Current methods of detecting hepatitis B virus (HBV) mutations are time consuming, labor intensive, and not suitable for screening large numbers of samples. In the present study, we documented the advantages of a system that exploits differences in thermal stability between perfect match and mismatch hybrids, and thereby distinguishes between wild-type and mutants. Hybridization probes were designed complementary to specific wild-type HBV sequences in surface (S), precore, and basal core promoter (BCP) regions of the HBV genome (nt 587, 1896, and 1762/1764, respectively). Two probes were designed for each mutation: anchor probes were 3' labeled with fluorescein and sensor probes, 5' labeled with LC-Red 640, and 3' phosphorylated.
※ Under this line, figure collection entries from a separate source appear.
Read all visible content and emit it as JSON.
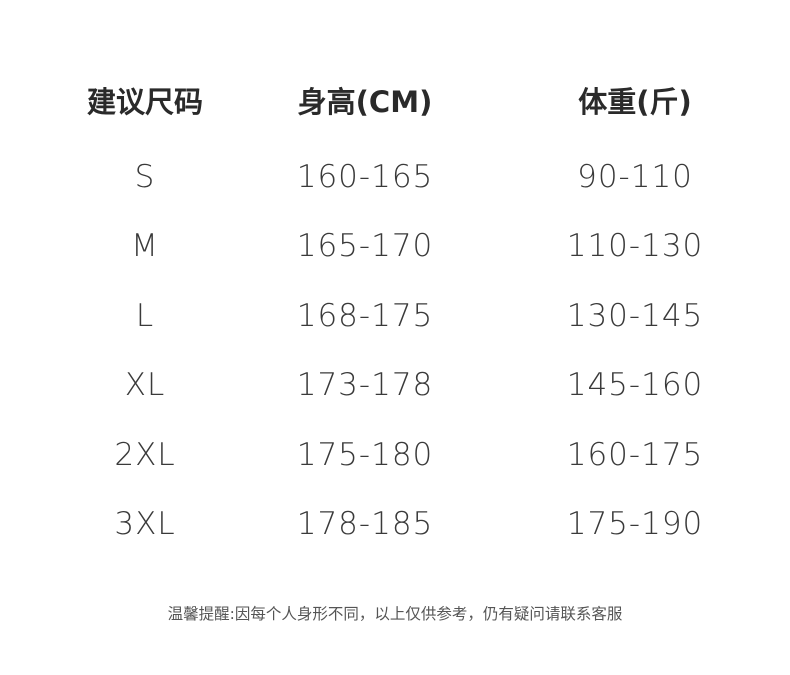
{
  "headers": [
    "建议尺码",
    "身高(CM)",
    "体重(斤)"
  ],
  "rows": [
    [
      "S",
      "160-165",
      "90-110"
    ],
    [
      "M",
      "165-170",
      "110-130"
    ],
    [
      "L",
      "168-175",
      "130-145"
    ],
    [
      "XL",
      "173-178",
      "145-160"
    ],
    [
      "2XL",
      "175-180",
      "160-175"
    ],
    [
      "3XL",
      "178-185",
      "175-190"
    ]
  ],
  "note": "温馨提醒:因每个人身形不同，以上仅供参考，仍有疑问请联系客服"
}
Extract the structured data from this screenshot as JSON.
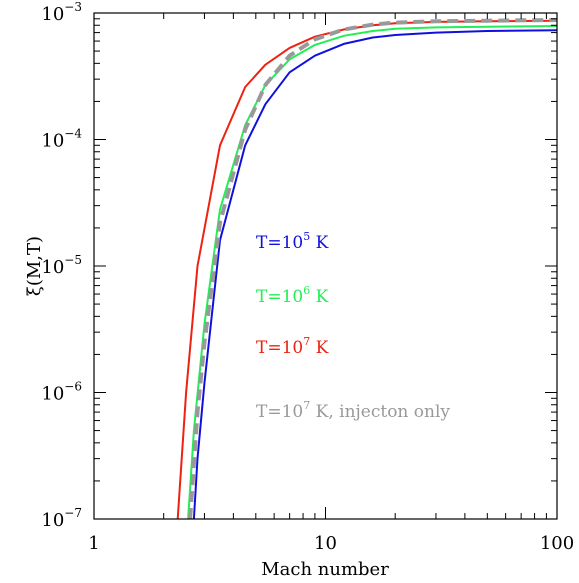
{
  "chart_data": {
    "type": "line",
    "xlabel": "Mach number",
    "ylabel": "ξ(M,T)",
    "xscale": "log",
    "yscale": "log",
    "xlim": [
      1,
      100
    ],
    "ylim": [
      1e-07,
      0.001
    ],
    "grid": false,
    "legend_placement": "center-right",
    "x_ticks": [
      {
        "value": 1,
        "label": "1"
      },
      {
        "value": 10,
        "label": "10"
      },
      {
        "value": 100,
        "label": "100"
      }
    ],
    "y_ticks": [
      {
        "value": 1e-07,
        "base": "10",
        "exp": "−7"
      },
      {
        "value": 1e-06,
        "base": "10",
        "exp": "−6"
      },
      {
        "value": 1e-05,
        "base": "10",
        "exp": "−5"
      },
      {
        "value": 0.0001,
        "base": "10",
        "exp": "−4"
      },
      {
        "value": 0.001,
        "base": "10",
        "exp": "−3"
      }
    ],
    "series": [
      {
        "name": "T=10⁵ K",
        "label_prefix": "T=10",
        "label_exp": "5",
        "label_suffix": " K",
        "color": "#1010dd",
        "dash": false,
        "x": [
          2.7,
          2.8,
          3.0,
          3.5,
          4.5,
          5.5,
          7.0,
          9.0,
          12,
          16,
          20,
          30,
          50,
          100
        ],
        "y": [
          1e-07,
          3e-07,
          1.2e-06,
          1.6e-05,
          9e-05,
          0.00019,
          0.00034,
          0.00046,
          0.00057,
          0.00064,
          0.00067,
          0.0007,
          0.00072,
          0.00073
        ]
      },
      {
        "name": "T=10⁶ K",
        "label_prefix": "T=10",
        "label_exp": "6",
        "label_suffix": " K",
        "color": "#22ee55",
        "dash": false,
        "x": [
          2.55,
          2.7,
          3.0,
          3.5,
          4.5,
          5.5,
          7.0,
          9.0,
          12,
          16,
          20,
          30,
          50,
          100
        ],
        "y": [
          1e-07,
          5e-07,
          3.5e-06,
          2.8e-05,
          0.00013,
          0.00027,
          0.00043,
          0.00056,
          0.00066,
          0.00072,
          0.00075,
          0.00077,
          0.00078,
          0.00079
        ]
      },
      {
        "name": "T=10⁷ K",
        "label_prefix": "T=10",
        "label_exp": "7",
        "label_suffix": " K",
        "color": "#ee2211",
        "dash": false,
        "x": [
          2.3,
          2.5,
          2.8,
          3.5,
          4.5,
          5.5,
          7.0,
          9.0,
          12,
          16,
          20,
          30,
          50,
          100
        ],
        "y": [
          1e-07,
          1e-06,
          1e-05,
          9e-05,
          0.00026,
          0.00039,
          0.00053,
          0.00065,
          0.00074,
          0.0008,
          0.00083,
          0.00085,
          0.00086,
          0.00087
        ]
      },
      {
        "name": "T=10⁷ K, injecton only",
        "label_prefix": "T=10",
        "label_exp": "7",
        "label_suffix": " K, injecton only",
        "color": "#999999",
        "dash": true,
        "x": [
          2.6,
          2.8,
          3.0,
          3.5,
          4.5,
          5.5,
          7.0,
          9.0,
          12,
          16,
          20,
          30,
          50,
          100
        ],
        "y": [
          1e-07,
          7e-07,
          2.5e-06,
          2.2e-05,
          0.00012,
          0.00027,
          0.00046,
          0.00062,
          0.00074,
          0.00081,
          0.00084,
          0.00086,
          0.00087,
          0.00088
        ]
      }
    ]
  }
}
Temperatures for each probe melted from amplification products were then determined in a melting program. Sera from 12 patients, each containing identified HBV mutants (6 S-escape, 1 precore, 1 BCP, and 4 mixed precore and BCP), and 5 control sera from patients with wild-type virus were analyzed. Genomic sequences of mutant and wild-type viruses were confirmed by direct sequencing. Real-time polymerase chain reaction (PCR) with fluorescent hybridization probes accurately identified each mutant and wild-type genome. Melting temperatures obtained from probe-product duplexes for the 3 mutants were distinguished from wild-type (>4.0 degrees C, minimal) within 45 minutes. The sensitivity of the system was 100 copies/mL and as few as 5% of mutant among wild-type virus were detected. In conclusion, real-time PCR with fluorescent hybridization probes is a specific, sensitive, quantitative, and rapid means of detecting clinically relevant HBV mutants.